Portmeirion Group PLC is set for a leadership change after announcing a pre-tax loss for 2025, alongside what it described as ‘positive progress’ on its transformation plan.
The Stoke-on-Trent-based homewares group said chief executive Mike Raybould will step down on 11 May after nine years with the business. He will be succeeded by Michael Scheepers, currently Group Brand and Commercial Director, subject to regulatory checks.
The company reported a statutory pre-tax loss of £7.2 million for the year to 31 December 2025, compared with break-even the previous year. Headline losses stood at £3.6 million, down from a £1.1 million profit in 2024, as US tariffs, rising costs and investment in UK manufacturing impacted performance.
Revenue remained broadly in line with the previous year at £91.1 million, with stronger international trading ‘undermined’ by the US market – its largest and most profitable region – where tariffs introduced in the first half of the year adversely affected performance.
As part of its transformation strategy, the group – which owns the Spode, Portmeirion, Royal Worcester, Pimpernel, Wax Lyrical and Nambé brands – has been increasing production at its Stoke-on-Trent factory, which accounted for around 33.7 per cent of its branded tableware output in 2025, up around seven percentage points on the previous year.
The shift has put short-term pressure on margins due to higher UK energy and labour costs, but the group said the medium-term benefits – including stronger brand equity, improved responsiveness and greater customer appeal – were expected to outweigh the impact.
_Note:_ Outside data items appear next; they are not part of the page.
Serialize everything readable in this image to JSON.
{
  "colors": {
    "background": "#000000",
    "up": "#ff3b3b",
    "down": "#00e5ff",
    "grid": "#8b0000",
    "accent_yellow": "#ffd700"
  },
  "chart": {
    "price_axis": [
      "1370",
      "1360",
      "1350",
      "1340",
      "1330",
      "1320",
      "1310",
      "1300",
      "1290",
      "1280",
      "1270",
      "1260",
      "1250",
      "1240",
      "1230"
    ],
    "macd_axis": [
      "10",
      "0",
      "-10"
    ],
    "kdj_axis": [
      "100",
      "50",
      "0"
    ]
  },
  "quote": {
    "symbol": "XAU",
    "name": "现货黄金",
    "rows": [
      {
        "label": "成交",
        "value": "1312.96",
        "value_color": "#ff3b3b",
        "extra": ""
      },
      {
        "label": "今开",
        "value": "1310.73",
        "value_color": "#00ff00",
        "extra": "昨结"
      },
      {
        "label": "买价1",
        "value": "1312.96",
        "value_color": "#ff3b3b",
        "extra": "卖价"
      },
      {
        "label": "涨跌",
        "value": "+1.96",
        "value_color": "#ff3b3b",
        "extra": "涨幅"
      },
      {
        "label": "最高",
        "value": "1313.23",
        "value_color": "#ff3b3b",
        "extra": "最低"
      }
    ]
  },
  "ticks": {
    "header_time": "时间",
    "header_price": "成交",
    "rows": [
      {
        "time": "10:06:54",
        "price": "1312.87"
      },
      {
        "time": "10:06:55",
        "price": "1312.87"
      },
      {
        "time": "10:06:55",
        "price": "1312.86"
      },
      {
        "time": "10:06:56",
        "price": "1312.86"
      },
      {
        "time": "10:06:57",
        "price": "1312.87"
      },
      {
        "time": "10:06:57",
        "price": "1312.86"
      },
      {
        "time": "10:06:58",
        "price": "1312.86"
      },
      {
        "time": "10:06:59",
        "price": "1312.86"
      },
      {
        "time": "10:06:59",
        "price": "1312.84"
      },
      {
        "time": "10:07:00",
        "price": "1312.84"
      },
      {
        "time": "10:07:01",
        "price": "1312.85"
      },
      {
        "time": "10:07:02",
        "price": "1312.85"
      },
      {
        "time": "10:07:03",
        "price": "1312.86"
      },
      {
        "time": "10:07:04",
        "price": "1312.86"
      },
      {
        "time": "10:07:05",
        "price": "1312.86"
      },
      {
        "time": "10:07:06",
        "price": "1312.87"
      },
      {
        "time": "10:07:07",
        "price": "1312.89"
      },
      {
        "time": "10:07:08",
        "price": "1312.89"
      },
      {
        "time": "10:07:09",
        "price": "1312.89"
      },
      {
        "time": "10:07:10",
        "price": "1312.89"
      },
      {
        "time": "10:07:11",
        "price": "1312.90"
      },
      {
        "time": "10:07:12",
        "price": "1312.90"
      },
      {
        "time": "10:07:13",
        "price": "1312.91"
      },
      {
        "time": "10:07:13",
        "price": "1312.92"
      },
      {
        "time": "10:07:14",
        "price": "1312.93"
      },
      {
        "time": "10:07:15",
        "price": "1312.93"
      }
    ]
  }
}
Strong sales of its Christmas ranges were cited as evidence of the benefits of reshoring production to the UK.

Daily Focus previously reported other recent senior changes including the appointment of Victoria Brabender as the group’s first Product Strategy Director, Sam Pearce promoted to Chief Operating Officer, and Michael Close as President of Sales North America.
Mike Raybould said: “It has been a privilege to lead this Group as CEO with its amazing portfolio of heritage ceramic brands. We have been able to transform and modernise our business and operations over the last five years despite the difficult economic backdrop and I’m delighted that I am able to hand over to Michael, who joined us last year.
“He has considerable experience and has already started to drive significant positive change across our sales and brand marketing activities. I look forward to seeing the company go from strength to strength.”
Michael Scheepers, who joined the group in December 2025 after senior roles at Le Creuset, including six years as Regional CEO, said: “Portmeirion Group has a stable of brands steeped in the rich heritage of British craftmanship and design and I’m delighted to be given the opportunity to lead the business as we launch and execute on our new strategic plans.”
The changes to the senior team come as the group pushes ahead with its ‘Elevating Portmeirion’ strategy, aimed at returning the business to growth, strengthening its balance sheet and expanding internationally.
In his chairman’s report, published yesterday, Peter Tracey wrote: “2025 has been a transitional year, with lots of areas of progress, albeit our financial performance was disappointing and a long way from reflecting the potential of the Group.
“The macro-economic backdrop remains uncertain, consumer confidence remains low and there remains ongoing risk of global trade shocks, as has been witnessed in the recent past. The UK continues to have energy costs significantly higher than large parts of the developed economy and UK Government policies have put significant pressure on wages.
“Despite these uncertain times we have plenty of reasons to be cautiously optimistic. We own great premium brands which provide us with significant global potential and have clear plans in place to help us reclaim lost ground, return to growth and deliver performance.”